Name,DateOfBirth,City,State
Jake Kirby,1987/05/02,Los Angeles,CA
Annete Madison,1974/07/11,San Francisco,CA
Mike Browning,1992/03/25,Hope,AR
Beth Drupal,1996/10/05,Atlanta,GA
Naomi Miyazaki,2002/12/04,Topeka,KS
Here is the result of the conversation:
user: what is the birthdate of beth drupal?
assistant: The birthdate of Beth Drupal is 1996/10/05.
user: where was she born?
assistant: I couldn't find the answer to that question.
user: what city and state is beth drupal born?
assistant: Beth Drupal was born in Atlanta, GA.
user: how about annete madison? what can you tell me about her?
assistant: I couldn't find the answer to that question.
user: tell me the birthdate of annete madison and what city and state she was born.
assistant: The birthdate of Annete Madison is 1974/07/11. However, I couldn't find information about the city and state she was born in.
user: When was Mike Browning born?
assistant: Mike Browning was born on 1992/03/25.
user: where is the birth place of Mike Browning?
assistant: I couldn't find the answer to that question.
user: what city and state is Mike Browning born?
assistant: Mike Browning was born in Hope, AR.
I just ran into this today. ChatGPT seems to have a hard time recognizing these headers, and the best solution I’ve found so far is to do some preprocessing on that table and combine the headers and sub-headers into one column.
i.e. instead of header being over subheader1 and subheader2, you have to combine them, and it becomes header-subheader1 and header-subheader2.
Let me know if you find anything more elegant!
3 Likes
Normally I add at context the meaning of each column and works fine. Explain the data like a data dictionary (if you, when create th table add description to each column do you could automate this task)
I have same dilemma. It’s unpractical to adjust by “hand” tabular Data before embedding creation. It is very common scenario. Does anyone have good solution? Answer from AI is unreliable if we fill vector database with tabular data.

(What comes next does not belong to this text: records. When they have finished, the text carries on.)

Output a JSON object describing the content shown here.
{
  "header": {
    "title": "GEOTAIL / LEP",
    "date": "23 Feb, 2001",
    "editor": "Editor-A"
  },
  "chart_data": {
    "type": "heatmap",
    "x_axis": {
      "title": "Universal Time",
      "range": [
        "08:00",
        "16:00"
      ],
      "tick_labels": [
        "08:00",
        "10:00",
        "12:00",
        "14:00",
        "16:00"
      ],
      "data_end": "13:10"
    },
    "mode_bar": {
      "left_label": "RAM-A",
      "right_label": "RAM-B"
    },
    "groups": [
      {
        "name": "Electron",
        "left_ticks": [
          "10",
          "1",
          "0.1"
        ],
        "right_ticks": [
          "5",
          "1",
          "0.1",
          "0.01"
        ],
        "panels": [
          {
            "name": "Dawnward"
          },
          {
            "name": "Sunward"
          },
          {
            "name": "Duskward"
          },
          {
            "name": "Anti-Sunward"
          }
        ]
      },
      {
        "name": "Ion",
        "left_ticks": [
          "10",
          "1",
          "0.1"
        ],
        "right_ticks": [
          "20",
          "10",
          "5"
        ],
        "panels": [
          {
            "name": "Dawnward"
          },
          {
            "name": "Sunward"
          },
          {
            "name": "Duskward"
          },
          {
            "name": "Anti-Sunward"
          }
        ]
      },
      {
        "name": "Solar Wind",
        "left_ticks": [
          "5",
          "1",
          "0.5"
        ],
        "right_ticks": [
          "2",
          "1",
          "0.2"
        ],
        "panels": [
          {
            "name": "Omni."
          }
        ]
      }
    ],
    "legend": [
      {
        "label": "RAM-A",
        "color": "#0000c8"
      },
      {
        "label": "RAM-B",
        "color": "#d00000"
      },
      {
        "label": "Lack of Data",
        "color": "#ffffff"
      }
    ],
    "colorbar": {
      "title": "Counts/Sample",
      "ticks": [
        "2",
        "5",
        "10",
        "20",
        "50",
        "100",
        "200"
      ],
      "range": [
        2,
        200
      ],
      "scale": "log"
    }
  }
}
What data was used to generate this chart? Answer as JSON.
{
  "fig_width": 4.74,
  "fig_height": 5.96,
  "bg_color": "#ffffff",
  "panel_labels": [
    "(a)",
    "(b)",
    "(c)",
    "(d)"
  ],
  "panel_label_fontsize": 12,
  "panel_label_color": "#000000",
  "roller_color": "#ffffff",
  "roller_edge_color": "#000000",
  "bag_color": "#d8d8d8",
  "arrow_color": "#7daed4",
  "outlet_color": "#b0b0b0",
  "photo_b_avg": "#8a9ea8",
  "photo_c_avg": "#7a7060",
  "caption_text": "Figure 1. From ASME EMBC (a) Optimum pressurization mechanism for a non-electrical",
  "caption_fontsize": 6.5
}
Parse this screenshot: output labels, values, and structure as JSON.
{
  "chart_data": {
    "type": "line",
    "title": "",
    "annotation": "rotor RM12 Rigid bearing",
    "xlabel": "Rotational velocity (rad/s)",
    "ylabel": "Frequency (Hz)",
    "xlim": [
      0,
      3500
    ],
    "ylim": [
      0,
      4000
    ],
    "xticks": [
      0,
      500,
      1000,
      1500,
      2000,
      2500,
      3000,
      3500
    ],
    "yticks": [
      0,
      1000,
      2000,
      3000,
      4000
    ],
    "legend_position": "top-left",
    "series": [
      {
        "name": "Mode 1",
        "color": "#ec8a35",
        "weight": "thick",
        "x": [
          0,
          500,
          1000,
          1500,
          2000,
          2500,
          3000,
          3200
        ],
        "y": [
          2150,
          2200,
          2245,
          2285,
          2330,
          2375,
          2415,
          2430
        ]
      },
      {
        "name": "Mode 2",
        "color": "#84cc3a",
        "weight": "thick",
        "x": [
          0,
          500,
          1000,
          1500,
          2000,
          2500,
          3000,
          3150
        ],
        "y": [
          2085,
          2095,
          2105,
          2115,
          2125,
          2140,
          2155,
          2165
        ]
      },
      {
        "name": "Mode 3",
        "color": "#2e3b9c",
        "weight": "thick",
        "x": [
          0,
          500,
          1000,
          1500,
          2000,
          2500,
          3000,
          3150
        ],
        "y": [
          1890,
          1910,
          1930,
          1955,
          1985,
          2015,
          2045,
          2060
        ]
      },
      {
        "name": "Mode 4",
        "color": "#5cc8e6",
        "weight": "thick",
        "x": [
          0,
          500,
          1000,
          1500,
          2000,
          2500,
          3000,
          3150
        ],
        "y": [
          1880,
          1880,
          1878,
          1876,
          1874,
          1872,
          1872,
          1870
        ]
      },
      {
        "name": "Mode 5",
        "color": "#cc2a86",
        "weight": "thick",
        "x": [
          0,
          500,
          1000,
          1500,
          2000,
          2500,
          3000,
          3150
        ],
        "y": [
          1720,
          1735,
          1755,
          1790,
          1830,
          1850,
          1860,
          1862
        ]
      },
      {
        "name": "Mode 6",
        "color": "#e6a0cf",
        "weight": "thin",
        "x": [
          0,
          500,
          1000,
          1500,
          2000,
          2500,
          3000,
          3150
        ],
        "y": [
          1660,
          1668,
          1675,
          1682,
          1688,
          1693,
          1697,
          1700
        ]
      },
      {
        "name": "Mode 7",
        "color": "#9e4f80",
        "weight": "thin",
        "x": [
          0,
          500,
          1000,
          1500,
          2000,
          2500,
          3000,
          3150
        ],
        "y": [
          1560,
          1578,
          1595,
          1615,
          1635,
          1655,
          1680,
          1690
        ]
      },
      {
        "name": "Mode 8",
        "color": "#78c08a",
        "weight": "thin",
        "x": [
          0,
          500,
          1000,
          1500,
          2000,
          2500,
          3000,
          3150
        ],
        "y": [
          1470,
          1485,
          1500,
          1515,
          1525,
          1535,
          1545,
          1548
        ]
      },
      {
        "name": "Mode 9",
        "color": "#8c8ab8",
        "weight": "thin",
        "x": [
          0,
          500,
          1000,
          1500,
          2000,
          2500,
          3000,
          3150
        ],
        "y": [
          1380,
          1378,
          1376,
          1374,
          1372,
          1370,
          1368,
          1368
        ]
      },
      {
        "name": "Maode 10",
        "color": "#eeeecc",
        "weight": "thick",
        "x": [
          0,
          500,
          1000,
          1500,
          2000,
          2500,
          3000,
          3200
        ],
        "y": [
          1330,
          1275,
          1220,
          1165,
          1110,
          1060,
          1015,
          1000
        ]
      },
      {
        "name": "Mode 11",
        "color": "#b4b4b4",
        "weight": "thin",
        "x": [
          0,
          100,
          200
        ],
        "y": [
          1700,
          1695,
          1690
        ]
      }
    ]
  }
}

I wonder if you can use Vision capability here. So any table gets fed as a pic and get summarized. Then you use the summary to pick the right image when a user asks a question and ask open AI to provide answer.
You mean that with vision capability we recognise that the part of document is table? Have you any particular example?
Keep in mind that data which follows a schema is better kept in a database, and GPT(Custom GPT, and Assistants) are most likely better off performing function calling to retrieve the data.
1 Like
I tried multiple ways to convert tables into a suitable “JSON-Like” (text) format so that I can pass into an embedding model for my RAG operation.
The text for your example would be :
Chunk 1 :-
“Personal Dtls - Name”:“Deepak”,
“Info 1-Basic info-Location”:“Surat”,
“Info 1-Basic info-Gender”:“male”,
“Info 2- Additional Data-Color”:“red”,
“Info 2- Additional Data-Date Of Birth”:“07/02/1994”
Chunk 2 :-
“Personal Dtls - Name”:“Ajunkya”,
“Info 1-Basic info-Location”:“KP”,
“Info 1-Basic info-Gender”:“male”,
“Info 2- Additional Data-Color”:“red”,
“Info 2- Additional Data-Date Of Birth”:“07/02/1994”
This works well for queries that want to retrieve from a single query (eg. whats deepak’s gender? or when ajinkya was born ?).
This method fails when you ask queries that require information from mutiple chunks (eg. how many male where born with red hair? or how many people where born on 07/02/1994?)